L’affaire “le Guinéen” Traoré nous interpelle sur des réalités troublantes : combien de Traoré, et d’autres individus aux origines floues, se cachent dans nos administrations et sur nos listes électorales, prêts à choisir notre président et nos leaders ? Combien de ces mêmes personnes ont participé, ou applaudi, à la rébellion qui a défiguré la Côte d’Ivoire ?
Aujourd’hui, sur les réseaux sociaux, on voit certains de ces individus, parfois avec une arrogance déconcertante, influencer les débats, accuser les Ivoiriens authentiques de non-Ivoiriens, tout en narguant ceux qui osent remettre en question leur présence et leur rôle. Cette arrogance, transmise de génération en génération, prospère dans le système actuel, où ces fraudeurs et leurs familles trouvent un confort certain sous le régime RHDP. Et, face à toute menace à leurs avantages acquis, souvent de manière douteuse, certains n’hésiteraient pas à provoquer une nouvelle crise.

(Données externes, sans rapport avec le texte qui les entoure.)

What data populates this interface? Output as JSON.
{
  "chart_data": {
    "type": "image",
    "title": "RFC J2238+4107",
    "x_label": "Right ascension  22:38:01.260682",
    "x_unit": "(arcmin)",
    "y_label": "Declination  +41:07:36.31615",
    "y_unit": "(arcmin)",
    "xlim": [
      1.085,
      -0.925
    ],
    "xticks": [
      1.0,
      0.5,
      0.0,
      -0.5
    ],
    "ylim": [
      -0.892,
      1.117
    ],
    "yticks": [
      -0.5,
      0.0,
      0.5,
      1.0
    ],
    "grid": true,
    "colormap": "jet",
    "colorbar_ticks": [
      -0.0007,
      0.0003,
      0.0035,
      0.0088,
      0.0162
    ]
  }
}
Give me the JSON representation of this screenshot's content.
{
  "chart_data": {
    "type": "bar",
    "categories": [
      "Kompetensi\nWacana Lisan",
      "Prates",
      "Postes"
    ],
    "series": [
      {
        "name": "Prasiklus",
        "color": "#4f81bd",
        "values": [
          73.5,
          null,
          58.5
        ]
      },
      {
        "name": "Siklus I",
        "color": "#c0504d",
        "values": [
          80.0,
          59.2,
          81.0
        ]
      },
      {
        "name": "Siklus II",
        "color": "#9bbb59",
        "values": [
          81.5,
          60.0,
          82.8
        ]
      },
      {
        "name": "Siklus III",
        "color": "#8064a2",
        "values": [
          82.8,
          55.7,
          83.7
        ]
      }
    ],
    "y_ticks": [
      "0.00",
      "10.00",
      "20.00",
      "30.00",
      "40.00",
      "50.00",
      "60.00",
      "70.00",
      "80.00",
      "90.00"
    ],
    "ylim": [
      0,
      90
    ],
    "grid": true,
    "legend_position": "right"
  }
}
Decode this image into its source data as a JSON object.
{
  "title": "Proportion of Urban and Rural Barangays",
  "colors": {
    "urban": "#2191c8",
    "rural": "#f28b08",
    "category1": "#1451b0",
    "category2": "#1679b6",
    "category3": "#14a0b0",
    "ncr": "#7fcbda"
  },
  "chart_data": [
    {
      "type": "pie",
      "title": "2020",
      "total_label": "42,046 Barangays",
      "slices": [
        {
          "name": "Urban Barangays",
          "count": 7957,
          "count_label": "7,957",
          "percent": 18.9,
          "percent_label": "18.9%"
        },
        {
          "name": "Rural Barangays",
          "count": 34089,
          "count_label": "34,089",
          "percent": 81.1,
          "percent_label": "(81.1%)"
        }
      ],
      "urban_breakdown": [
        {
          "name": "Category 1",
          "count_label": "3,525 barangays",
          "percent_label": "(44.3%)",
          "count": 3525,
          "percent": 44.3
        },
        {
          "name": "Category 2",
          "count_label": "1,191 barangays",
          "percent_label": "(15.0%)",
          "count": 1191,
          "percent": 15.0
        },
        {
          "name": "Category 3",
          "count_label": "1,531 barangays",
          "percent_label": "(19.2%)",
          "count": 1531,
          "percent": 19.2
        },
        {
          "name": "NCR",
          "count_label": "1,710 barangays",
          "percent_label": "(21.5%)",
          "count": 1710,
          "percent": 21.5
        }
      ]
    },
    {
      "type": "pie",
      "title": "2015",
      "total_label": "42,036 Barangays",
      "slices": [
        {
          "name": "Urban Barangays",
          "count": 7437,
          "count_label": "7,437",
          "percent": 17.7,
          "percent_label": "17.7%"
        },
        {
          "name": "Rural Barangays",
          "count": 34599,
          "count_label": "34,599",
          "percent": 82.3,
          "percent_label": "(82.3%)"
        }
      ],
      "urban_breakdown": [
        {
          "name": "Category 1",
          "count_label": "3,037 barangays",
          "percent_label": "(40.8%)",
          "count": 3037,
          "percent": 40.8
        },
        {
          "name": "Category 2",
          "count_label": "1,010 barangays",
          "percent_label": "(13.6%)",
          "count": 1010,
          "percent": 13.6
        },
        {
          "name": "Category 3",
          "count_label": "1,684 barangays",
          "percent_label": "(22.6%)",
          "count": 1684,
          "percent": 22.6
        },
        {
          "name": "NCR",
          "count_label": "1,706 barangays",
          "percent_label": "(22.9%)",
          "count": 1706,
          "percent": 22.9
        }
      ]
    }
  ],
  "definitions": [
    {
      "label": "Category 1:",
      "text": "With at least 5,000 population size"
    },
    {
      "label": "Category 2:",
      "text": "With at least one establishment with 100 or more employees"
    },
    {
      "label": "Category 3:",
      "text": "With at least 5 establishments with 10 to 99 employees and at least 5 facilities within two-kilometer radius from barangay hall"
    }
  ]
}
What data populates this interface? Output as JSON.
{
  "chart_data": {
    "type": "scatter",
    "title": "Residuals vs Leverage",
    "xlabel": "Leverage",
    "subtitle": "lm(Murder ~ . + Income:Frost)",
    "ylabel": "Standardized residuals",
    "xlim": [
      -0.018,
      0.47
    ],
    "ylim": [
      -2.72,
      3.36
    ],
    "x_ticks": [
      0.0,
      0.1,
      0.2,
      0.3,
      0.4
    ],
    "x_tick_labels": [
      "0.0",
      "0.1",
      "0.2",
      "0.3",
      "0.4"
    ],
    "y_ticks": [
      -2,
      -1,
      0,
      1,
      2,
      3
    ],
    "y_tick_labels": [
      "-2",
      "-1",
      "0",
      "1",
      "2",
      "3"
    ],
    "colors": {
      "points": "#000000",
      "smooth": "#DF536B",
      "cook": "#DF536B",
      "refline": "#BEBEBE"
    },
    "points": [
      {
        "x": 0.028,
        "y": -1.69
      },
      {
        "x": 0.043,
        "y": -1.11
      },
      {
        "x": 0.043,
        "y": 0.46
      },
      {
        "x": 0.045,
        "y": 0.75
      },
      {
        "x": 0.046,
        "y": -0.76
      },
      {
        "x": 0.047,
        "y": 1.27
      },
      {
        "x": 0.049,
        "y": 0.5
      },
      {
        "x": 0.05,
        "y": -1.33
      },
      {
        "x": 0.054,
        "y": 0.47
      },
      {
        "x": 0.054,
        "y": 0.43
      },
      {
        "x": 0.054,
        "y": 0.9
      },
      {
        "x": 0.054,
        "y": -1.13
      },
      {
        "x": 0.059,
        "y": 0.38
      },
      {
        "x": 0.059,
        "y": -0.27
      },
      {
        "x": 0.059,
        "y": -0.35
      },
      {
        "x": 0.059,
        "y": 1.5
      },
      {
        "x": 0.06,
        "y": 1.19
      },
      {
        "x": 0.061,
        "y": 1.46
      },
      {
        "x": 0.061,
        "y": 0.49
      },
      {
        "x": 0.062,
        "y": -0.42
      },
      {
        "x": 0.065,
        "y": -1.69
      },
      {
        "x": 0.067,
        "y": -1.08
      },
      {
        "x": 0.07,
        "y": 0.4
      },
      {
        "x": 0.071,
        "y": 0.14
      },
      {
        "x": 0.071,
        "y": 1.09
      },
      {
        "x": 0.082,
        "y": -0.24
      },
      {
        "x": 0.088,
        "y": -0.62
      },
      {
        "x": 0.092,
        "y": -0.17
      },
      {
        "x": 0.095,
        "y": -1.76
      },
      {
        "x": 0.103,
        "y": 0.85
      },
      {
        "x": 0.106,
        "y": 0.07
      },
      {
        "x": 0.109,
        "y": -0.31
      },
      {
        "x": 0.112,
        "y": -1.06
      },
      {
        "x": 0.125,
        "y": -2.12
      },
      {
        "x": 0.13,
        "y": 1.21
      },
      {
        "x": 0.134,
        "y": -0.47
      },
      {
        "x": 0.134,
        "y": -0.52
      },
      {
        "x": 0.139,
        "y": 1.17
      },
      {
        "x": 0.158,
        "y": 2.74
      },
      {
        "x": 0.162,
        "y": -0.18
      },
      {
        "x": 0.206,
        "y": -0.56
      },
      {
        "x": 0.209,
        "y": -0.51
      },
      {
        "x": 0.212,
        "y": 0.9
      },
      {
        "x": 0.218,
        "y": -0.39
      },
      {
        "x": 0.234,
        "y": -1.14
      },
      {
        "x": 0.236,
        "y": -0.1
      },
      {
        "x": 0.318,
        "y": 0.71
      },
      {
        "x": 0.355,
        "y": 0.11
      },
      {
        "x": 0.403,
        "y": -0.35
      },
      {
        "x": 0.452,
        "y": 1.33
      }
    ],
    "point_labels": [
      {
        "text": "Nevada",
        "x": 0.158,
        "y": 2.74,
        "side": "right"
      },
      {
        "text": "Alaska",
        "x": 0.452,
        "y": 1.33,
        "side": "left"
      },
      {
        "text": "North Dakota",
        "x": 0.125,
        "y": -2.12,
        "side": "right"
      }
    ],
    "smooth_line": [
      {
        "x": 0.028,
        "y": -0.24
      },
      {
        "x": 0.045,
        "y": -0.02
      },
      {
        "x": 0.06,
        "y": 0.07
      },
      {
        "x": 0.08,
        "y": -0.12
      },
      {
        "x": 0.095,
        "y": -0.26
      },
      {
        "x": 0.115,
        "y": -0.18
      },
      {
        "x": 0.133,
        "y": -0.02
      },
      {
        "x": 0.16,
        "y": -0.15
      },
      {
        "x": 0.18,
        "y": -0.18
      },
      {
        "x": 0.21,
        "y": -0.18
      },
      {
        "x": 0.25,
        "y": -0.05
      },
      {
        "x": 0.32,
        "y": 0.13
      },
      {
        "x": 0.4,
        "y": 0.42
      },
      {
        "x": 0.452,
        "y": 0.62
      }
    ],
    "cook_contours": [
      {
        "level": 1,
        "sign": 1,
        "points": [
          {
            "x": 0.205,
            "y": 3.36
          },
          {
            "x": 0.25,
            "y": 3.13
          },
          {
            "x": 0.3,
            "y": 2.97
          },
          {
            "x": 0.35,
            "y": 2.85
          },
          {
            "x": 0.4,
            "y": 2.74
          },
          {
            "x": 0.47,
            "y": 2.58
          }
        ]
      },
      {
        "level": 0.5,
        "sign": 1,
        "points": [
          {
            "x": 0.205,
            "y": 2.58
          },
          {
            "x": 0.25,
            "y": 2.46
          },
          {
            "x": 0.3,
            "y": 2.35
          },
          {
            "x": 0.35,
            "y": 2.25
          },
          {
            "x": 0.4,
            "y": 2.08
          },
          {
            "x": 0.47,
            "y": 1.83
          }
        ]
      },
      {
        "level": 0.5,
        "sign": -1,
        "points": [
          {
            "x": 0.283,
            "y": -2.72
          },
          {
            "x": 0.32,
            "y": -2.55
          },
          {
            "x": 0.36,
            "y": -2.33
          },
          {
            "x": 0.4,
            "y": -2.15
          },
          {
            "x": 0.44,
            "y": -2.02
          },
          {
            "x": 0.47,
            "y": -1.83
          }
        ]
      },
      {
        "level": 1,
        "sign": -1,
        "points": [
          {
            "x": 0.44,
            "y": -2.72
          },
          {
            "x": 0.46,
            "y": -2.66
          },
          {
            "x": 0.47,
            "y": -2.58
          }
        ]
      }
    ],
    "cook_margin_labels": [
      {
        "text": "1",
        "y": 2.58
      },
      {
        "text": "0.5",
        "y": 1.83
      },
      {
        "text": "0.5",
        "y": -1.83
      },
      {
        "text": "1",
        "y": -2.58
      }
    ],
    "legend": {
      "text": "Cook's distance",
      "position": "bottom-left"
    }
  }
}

Le Maire Assalé, par son courage, nous entraîne dans un débat de société et de justice essentiel, loin des discours des fraudeurs impénitents et de leurs soutiens bruyants. Pour défendre l’intégrité de notre nation et préserver notre démocratie, il est plus que temps d’instaurer des audits dans nos administrations et de contrôler scrupuleusement notre fichier électoral.
Oui, le moment est venu de protéger l’authenticité ivoirienne et de restaurer la citoyenneté véritable de notre pays.